National Soybean Research Library
Thought I'd look into soy as a natural 'remedy' for menopausal symptoms. The jury seems to be out on this one. A study out of the Department of Gynecology at the Federal University of Sao Paulo, in Brazil, found that it may be efficacious in easing menopausal symptoms. The US Department of Health and Human Services Office on Women's Health says there's no clear proof. But if you search PubMed, you also find an analysis of studies on the use of soy in treating perimenopausal symptoms conducted by the Department of Complimentary Medicine, Penninsula Medical School, Universities of Exeter and Plymouth in the UK, that pretty much says that it's up in the air, but there may be benefit to taking soy.  I wonder if it's worth adding more tofu to my diet. I hate tofu. Luckily, this does come in pill form.

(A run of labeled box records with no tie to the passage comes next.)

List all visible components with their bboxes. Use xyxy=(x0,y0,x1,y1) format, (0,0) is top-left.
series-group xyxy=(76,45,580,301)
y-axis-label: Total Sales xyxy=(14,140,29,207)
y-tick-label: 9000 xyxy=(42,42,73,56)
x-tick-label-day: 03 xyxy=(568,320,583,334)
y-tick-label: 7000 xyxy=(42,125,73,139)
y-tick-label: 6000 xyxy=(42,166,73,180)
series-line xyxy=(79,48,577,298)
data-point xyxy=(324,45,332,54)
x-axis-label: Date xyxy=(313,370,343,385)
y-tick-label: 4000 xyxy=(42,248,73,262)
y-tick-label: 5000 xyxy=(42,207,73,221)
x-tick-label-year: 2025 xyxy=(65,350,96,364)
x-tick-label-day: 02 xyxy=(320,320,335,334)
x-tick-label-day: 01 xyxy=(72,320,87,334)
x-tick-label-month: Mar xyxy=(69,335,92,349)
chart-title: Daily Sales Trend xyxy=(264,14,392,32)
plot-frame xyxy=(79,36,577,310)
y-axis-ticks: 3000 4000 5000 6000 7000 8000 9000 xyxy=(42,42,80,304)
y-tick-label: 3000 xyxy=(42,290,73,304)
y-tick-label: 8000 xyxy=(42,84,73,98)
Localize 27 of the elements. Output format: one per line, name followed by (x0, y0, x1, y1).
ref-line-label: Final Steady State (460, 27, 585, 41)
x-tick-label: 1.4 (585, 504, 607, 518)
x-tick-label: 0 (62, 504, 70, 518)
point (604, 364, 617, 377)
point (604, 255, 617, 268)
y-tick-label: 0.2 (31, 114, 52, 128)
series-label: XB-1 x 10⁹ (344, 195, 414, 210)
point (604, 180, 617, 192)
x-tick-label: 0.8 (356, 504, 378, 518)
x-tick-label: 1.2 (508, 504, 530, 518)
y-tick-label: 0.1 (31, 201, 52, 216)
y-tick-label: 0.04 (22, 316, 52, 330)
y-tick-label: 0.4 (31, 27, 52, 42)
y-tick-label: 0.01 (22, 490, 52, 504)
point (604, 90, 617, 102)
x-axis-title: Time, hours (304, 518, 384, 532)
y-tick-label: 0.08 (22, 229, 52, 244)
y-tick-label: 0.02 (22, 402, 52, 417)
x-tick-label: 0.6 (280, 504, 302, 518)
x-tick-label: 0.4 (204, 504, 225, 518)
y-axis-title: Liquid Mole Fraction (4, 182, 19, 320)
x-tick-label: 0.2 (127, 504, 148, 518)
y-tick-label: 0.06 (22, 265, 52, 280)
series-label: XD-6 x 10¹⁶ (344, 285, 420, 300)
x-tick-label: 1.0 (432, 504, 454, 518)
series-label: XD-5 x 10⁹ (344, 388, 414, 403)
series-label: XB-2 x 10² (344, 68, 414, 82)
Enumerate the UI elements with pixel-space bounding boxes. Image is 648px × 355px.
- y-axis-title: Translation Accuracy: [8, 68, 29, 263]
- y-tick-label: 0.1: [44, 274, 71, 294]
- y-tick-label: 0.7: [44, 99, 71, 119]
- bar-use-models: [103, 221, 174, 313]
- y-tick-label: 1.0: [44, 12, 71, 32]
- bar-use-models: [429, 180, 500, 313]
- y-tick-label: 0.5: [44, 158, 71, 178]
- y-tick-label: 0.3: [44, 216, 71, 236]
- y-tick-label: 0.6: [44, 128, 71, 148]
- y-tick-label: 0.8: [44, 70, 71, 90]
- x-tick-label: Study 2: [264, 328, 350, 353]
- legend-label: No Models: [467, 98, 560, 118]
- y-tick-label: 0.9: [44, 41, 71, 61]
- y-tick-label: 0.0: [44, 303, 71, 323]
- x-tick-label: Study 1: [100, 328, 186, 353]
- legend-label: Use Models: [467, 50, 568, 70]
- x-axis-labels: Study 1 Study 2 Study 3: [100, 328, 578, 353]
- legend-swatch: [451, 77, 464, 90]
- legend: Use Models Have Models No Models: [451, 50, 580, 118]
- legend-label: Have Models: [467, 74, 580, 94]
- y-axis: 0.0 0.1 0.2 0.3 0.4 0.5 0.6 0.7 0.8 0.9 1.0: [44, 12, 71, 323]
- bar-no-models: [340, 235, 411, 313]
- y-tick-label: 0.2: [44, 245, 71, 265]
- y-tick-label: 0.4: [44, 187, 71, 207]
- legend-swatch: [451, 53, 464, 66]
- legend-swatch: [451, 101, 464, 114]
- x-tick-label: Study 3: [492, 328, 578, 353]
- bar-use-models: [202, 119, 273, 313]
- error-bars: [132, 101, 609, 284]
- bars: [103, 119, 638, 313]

I think part of what I'm wrestling with when it comes to the wedding is the word 'Bride'. I know it sounds weird, but to me, 'Bride' connotes youth, purity, sweetness, and light. At almost 50 (I'll turn 50 later in the year we get married) youth certainly does not apply, regardless of the fact that there's a Chinese saying that humans do not reach adulthood until the age of 50. Purity, well, that's not a word I would apply to myself at this point. Sweetness completely depends on the moment and who I am talking to. And as for light ... there are moments of light, but I'm living in the hour of the wolf right now ... maybe I won't be by the time the wedding comes. Of course, these are my expectations, my ... what's the word I want? ... prejudices? ... connotations? ... when it comes to the word 'Bride'.

I found some photos, old, old, photos, the other day.  They're of a couple that I used to bowl with when I belonged to a league.  They were in their sixties maybe?  It was their wedding day, back around 1991. She definitely looks like a bride, wearing golden-ivory satin, with a peplum on the jacket and a mid-calf skirt.  Her hair is up and she has a tiny veil, almost a fascinator, at the back of her updo.  She looks radiant.  She looks like a bride.

My own mother remarried at age 66.  She wore a gorgeous, periwinkle blue suit, with a lovely multi-coloured blouse.  She carried a bunch of daffodils, her favourite flower, fresh picked from the garden. She looked radiant, and very much like a bride.

Both of these women wore something that made them feel good, made them be the beautiful brides-of-a-certain-age they were. That's what it comes down to, isn't it. It doesn't matter what anyone else wants or expects, you should feel good and special in whatever you wear as a bride.

They will be my example in this.  Mum, in particular, is often my example. Women of wisdom. I'm getting there ... some day.